I am 29 years old and still looking for a new place to live. Maybe I'll find one soon. Maybe I'll keep accumulating those little yellow address cards for the rest of my life. Maybe I'll keep exploring city after city, and country after country in search of a sense of belonging. But that doesn't mean I'm without a home, and it doesn't mean I'm teaching my daughter something negative about the home place. Because I have finally learned what that really means. For people like me who often feel dislocated, it's important to remember the things we carry that give us that sense of home.
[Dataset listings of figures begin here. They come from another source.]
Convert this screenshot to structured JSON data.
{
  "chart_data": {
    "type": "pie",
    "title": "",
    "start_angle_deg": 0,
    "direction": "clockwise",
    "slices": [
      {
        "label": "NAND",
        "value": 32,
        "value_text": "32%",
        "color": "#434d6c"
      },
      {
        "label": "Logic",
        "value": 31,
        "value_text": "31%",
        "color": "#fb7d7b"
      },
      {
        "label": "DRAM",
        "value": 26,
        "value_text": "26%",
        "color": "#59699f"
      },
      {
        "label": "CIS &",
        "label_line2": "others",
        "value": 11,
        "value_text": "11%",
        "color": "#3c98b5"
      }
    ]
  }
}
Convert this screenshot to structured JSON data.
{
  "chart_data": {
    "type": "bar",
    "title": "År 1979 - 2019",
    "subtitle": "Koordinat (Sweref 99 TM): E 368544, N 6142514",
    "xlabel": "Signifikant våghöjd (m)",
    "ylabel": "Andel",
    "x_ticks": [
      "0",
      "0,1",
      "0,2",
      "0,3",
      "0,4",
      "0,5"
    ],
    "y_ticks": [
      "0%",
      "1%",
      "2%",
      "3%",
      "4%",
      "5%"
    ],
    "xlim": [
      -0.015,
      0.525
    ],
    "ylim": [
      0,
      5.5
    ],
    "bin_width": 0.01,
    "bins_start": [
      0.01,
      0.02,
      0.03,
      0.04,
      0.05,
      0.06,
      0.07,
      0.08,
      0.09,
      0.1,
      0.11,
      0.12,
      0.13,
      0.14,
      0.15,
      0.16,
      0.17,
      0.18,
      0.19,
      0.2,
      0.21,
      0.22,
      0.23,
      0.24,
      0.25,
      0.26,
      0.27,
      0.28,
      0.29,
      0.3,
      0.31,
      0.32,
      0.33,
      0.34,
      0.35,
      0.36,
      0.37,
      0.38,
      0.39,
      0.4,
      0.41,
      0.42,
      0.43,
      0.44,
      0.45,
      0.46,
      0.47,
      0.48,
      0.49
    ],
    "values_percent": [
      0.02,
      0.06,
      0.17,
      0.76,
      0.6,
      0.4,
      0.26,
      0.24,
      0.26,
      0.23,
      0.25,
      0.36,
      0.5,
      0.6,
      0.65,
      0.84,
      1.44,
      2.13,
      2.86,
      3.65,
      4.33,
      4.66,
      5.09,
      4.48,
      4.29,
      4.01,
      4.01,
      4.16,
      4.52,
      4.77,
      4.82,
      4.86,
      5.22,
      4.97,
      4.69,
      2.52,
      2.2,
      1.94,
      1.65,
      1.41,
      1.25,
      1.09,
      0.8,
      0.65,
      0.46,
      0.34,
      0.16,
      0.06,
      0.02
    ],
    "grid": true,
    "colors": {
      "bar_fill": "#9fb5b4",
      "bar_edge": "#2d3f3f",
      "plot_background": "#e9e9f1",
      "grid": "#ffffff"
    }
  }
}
Home is the smell of freshly mowed grass, and the taste of just-picked strawberries under the scorching July sun. Home is "eat your vegetables or you can't have dessert," and "don't make me count to three." It's the smell of burgers on the grill while we play volleyball in the yard, and the use of my middle name when I've screwed up. It's sunbathing in the back yard, and the smell of heat and dust on long summer drives on the mountain. Home is the sound of Sophie's giggles when I make silly faces in the rear view mirror on the way to daycare. It's the stories that strangers told me on a farm in Belize, and a chat about American politics in a pub in Ireland. It's sitting next to my mother on a beach in North Carolina without saying a word, but having a deep understanding for each other all the same. Home is a friendly smile from someone I've never met, because it reminds me that there are still kind people in the world. Home is every time I've fallen in love, especially that time that knocked the wind out of me, and every time someone hurt me, and every time someone confided in me, and every time someone held my hand, or wrapped their arms around me, or told me I would be okay. Home is every hotel room I slept in, and couch I surfed, and hand I shook, and plane I boarded, and U-Haul I loaded, and key I turned. I am not without a home. I've been home all along.